The reimplementation includes a model of what stringify!
does.
It uses the selected edition. Doc-comments are always lowered. The only Processing that happens before tokenising step performed is CRLF normalisation.
The --details
and --failures-only
options work in the same way as for compare
;
"details" shows the stringified form of each token.
identcheck
This checks that the rustc_parse
lexer and the reimplementation agree which characters are permitted in identifiers.
For each Unicode character C
this constructs a string containing C aC
,
and checks the reimplementation and rustc_parse
agree on its analysis.
It reports the number of agreements and disagreements.

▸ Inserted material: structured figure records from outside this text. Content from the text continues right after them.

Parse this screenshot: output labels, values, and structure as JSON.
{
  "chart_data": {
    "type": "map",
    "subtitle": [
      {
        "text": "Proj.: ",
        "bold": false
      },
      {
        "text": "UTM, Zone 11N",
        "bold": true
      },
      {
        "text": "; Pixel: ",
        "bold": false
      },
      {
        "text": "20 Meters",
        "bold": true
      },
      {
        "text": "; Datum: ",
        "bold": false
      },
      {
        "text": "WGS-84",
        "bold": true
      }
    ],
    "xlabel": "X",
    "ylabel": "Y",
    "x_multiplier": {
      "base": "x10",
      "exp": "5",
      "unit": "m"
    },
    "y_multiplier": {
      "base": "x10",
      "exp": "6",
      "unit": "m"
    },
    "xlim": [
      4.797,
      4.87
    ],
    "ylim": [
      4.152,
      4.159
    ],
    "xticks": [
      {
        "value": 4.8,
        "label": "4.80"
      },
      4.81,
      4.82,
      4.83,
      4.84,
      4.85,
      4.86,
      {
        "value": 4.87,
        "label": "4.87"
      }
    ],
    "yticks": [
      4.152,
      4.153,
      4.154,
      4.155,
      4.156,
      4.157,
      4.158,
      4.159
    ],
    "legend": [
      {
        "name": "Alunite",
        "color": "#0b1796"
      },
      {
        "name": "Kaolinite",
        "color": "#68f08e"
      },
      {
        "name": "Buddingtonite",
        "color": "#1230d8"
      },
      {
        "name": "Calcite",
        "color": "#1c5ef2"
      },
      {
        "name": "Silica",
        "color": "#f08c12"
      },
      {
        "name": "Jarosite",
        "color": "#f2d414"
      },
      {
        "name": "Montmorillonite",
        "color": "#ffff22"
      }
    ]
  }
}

It will notice if the Unicode version changes in one of the implementations
(rustc's Unicode version comes from its unicode-xid
dependency,
and the reimplementation's comes from its pest
dependency).
It won't notice if the Unicode version used for NFC normalisation is out of sync
(for both the reimplementation and rustc, this comes from the unicode-normalization
dependency).
identcheck
always uses the latest available edition.
proptest
This performs randomised testing.
It uses proptest to generate random strings,
analyses them with the rustc_parse
lexer and the reimplementation,
and compares the output.
The analysis and comparison is the same as for compare
above,
for a specified dialect.
If this process finds a string which results in disagreement (or a model error), proptest simplifies it as much as it can while still provoking the problem, then testing stops.
The --count
argument specifies how many strings to generate
(the default is 5000).
The --strategy
argument specified how to generate the strings.
See SIMPLE_STRATEGIES
in strategies.rs
for the list of available strategies.
The mix
strategy is the default.
Output control
By default proptest
prints a single reduced disagreement, if it finds any.
If --print-all
is passed it prints each string it generates.
If --print-failures
is passed it prints each disagreeing testcase it generates,
so you can see the simplification process.
Dialects
The compare
, inspect
, coarse
, and proptest
subcommands accept the following options to control the lexers' behaviour:
--edition=2015|2021|2024
--cleaning=none|shebang|shebang-and-frontmatter
--lower-doc-comments
The decl-compare
subcommand accepts only --edition
.
The options apply both to rustc and the reimplementation.
--edition
controls which Rust edition's lexing semantics are used.
It defaults to the most recent known edition.
There's no 2018
option because there were no lexing changes between the 2015 and 2018 editions.
--cleaning
controls which of the steps described in Processing that happens before tokenising are performed.
It defaults to shebang
.
Byte order mark removal and CRLF normalisation are always performed.
(The reimplementation doesn't model the "Decoding" step,
because the hard-coded testcases are provided as Rust string literals and so are already UTF-8.)
If --lower-doc-comments
is passed,
doc-comments are converted to attributes as described in Lowering doc-comments.
Choosing the testcases to run
By default, subcommands which need a list of testcases use the list hard-coded as LONGLIST
in testcases.rs
.
Pass --short
to use the list hard-coded as SHORTLIST
instead.
Pass --xfail
to use the list hard-coded as XFAIL
instead.
This list includes testcases which are expected to fail or disagree with at least one subcommand and set of options.
Exit status
Each subcommand which compares the reimplementation to rustc reports exit status 0 if all comparisons agreed, or exit status 3 if any comparison disagreed or any model errors were observed.
For all subcommands, exit status 1 indicates an unhandled error.